O que é que acontece? Eu acho que tem de haver aqui também quando eu falo de uma cultura de cuidado, é também neste sentido. Nós temos de olhar para os abusadores não como monstros, mas como pessoas que precisam de apoio e se todos nós conseguirmos perceber esta necessidade de apoiar, podemos até ser nós, dentro do possível, a sensibilizar a necessidade de apoio e de psicoterapia para todos os agressores. Neste sentido de apoio. Não é no sentido punitivo, mas no de reconstrução de apoio. E como também já ouviram falar o Doutor Rui Abrunhosa, entre outros, que são especialistas na matéria – eu não sou especialista nesta matéria – mas aquilo que nós sabemos é que há muitas dificuldades, mas existem processos que são possíveis de fazer e que têm possibilidade de mudança.

 

Estamos a caminhar para o final da nossa entrevista.
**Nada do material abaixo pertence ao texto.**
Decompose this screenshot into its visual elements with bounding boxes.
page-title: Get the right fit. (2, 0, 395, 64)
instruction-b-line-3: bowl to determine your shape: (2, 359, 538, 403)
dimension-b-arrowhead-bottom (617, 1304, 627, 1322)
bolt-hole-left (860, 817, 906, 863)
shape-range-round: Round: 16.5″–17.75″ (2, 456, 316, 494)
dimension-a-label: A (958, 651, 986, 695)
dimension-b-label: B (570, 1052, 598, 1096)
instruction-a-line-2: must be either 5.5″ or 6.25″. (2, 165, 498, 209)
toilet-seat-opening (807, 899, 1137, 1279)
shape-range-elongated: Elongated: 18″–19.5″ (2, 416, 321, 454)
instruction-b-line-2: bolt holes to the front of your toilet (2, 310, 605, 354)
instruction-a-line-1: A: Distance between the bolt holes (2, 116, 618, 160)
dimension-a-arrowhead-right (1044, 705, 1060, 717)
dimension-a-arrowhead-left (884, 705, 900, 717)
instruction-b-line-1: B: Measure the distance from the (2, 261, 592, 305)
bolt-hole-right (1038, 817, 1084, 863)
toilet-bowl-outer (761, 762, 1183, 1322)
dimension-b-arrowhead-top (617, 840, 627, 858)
Há ainda 2 ou 3 questões. Faz sentido falar na criação de uma nova Comissão independente com membros externos para prosseguir o acompanhamento dos novos casos?

Depende dos objetivos. Se o objetivo for o acompanhamento dos casos, então, não é a continuidade da Comissão independente, porque a Comissão independente serviu aqui para um estudo até muito sociológico e muito com base na estatística. A Comissão independente não fez acompanhamento das vítimas. Quem é suposto fazer esse acompanhamento são as comissões diocesanas que já existem e que estão no terreno. Se surgir aqui uma nova figura, aquilo que eu acho que é muito importante é que a CEP estude quais é que seriam as necessidades e os objetivos para criar aqui outra Comissão.

 

A minha pergunta final tem a ver com o encontro de 3 de março, a reunião da Conferência Episcopal portuguesa, uma Assembleia plenária extraordinária para analisar o relatório. Ao longo da semana têm-se multiplicado as declarações de bispos a falar de uma realidade triste que os envergonha. Espera que este encontro seja já um ponto de viragem para a forma de enfrentar o fenómeno?

Sem dúvida, eu acho que sim. Eu acho que a Igreja acordou, este dia 13 de fevereiro surgiu, um bocadinho, como um murro no estômago para muitas pessoas.

Acho, de facto, que os senhores bispos estão muito conscientes desta situação e estão mesmo com muita vontade para mudar esta mentalidade. A partir deles e a partir de deste momento, eu acredito que haja possibilidades para nascer uma nova forma de estar na Igreja.